Fifth, Ms. White contends that her daily activities do not support the ALJ’s
finding that she is capable of a limited range of light work, arguing she needed help
with almost all of those activities. But the ALJ did not rely on her activities of daily
living as the sole basis for finding her not fully credible. Rather, the ALJ identified
this evidence as one of several bases. See 20 C.F.R. § 404.1529(c)(3)(i); Wilson,
602 F.3d at 1146 (considering ALJ’s reliance on daily activities as a permissible part
of substantial evidence supporting credibility determination).
We conclude that the ALJ’s credibility determination is “closely and
affirmatively linked to substantial evidence” in the record. See Wilson, 602 F.3d at
1144 (internal quotation marks omitted). To the extent Ms. White seeks a reweighing
of the evidence, we cannot do so.
C. Neck Restrictions in RFC Assessment
Ms. White contends the RFC assessment did not adequately account for her
neck restrictions. The ALJ found that she should avoid working above shoulder level
to avoid excessive strain on her neck. Ms. White asserts this finding does not
consider her limited ability to look down or around. She also asserts that repeated
movement will exacerbate her pain. She invokes Dr. Wiegman’s opinion that her
neck’s range of motion was reduced to 30 degrees flexion and 40 degrees rotation.
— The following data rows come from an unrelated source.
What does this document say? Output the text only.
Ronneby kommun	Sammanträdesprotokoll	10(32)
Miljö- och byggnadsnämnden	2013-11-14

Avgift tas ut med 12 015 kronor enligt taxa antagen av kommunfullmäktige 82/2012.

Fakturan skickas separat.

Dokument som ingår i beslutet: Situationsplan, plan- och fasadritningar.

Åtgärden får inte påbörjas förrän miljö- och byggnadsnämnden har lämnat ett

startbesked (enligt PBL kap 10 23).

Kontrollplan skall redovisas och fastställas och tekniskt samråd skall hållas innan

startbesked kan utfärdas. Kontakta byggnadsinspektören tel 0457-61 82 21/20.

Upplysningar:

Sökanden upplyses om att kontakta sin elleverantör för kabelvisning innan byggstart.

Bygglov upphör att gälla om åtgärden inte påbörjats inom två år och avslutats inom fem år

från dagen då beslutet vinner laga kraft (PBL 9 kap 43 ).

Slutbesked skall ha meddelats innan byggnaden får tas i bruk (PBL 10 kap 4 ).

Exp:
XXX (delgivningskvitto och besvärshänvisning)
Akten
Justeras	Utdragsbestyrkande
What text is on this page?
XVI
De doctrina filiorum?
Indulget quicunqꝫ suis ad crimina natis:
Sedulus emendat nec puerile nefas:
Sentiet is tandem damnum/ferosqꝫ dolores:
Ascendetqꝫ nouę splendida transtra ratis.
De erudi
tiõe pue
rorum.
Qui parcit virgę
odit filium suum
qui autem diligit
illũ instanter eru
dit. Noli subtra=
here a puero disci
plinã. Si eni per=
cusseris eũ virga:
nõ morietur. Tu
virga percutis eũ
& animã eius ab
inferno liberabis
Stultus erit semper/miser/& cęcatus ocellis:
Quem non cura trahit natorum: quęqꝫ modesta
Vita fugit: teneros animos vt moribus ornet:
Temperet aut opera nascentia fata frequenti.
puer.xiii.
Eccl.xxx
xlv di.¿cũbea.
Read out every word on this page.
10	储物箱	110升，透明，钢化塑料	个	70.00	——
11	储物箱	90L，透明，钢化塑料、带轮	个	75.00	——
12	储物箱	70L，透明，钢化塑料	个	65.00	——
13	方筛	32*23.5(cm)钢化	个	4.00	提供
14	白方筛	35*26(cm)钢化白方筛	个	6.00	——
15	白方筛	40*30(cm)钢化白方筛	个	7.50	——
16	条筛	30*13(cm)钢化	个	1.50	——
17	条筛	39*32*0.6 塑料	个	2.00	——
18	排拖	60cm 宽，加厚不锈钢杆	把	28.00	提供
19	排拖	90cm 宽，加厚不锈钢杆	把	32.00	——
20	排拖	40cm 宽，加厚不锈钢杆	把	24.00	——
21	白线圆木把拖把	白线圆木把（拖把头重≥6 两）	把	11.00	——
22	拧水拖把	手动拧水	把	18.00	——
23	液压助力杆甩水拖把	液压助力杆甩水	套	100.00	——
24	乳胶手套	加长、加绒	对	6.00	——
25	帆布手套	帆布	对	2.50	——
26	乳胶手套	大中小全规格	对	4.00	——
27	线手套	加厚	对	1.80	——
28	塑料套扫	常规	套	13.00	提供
She criticizes the ALJ’s reliance on Dr. Gourd’s report, which she says did not record
any limitation with flexion or rotation, complaining that Dr. Gourd’s findings are
contradicted by Dr. Mayoza, who found limitation of motion in flexion and
The ALJ considered Dr. Wiegman’s report as well as Dr. Mayoza’s final report
dated June 25, 2009, both of which disclosed decreased range of motion in the neck.
Ms. White does not claim that either of those reports stated that she was unable to
look down or around or that repeated movement would exacerbate her pain. As the
ALJ recognized, Dr. Mayoza stated that Ms. White’s neck condition “could interfere
with activities of daily living ‘to a certain degree.’” Aplt. App. Vol. 2, at 21 (quoting
id. Vol. 3, at 439). And contrary to Ms. White’s claim, Dr. Gourd’s evaluation
included evaluation for neck flexion, as well as extension. Although he found no
limitation, he noted that Ms. White “would not attempt” this maneuver during the
examination. Id. Vol. 4, at 661. In addition, the ALJ relied on the opinion of a State
Agency medical expert, Dr. Wainner, that Ms. White could perform light work
activity. Ms. White again asks that the evidence be reweighed, which we again must
decline to do. Rather, we hold that the ALJ’s RFC assessment is supported by
substantial evidence in the record.
We also reject Ms. White’s related argument that the hypothetical questions
posed to the VE did not relate all of her impairments because they did not include her
claimed neck limitations. See Krauser v. Astrue, 638 F.3d 1324, 1333 (10th Cir.
2011) (“At step five . . . an ALJ may relate the claimant’s impairments to a VE and
then ask the VE whether, in his opinion, there are any jobs in the national economy
that the claimant can perform.” (internal quotation marks omitted)). The ALJ
properly included in the hypothetical questions the neck limitations that are
supported by the evidentiary record. See Smith, 821 F.3d at 1270 (holding ALJ’s
questions to VE had to include only the limitations ultimately assessed).

Outcome: The judgment of the district court is affirmed.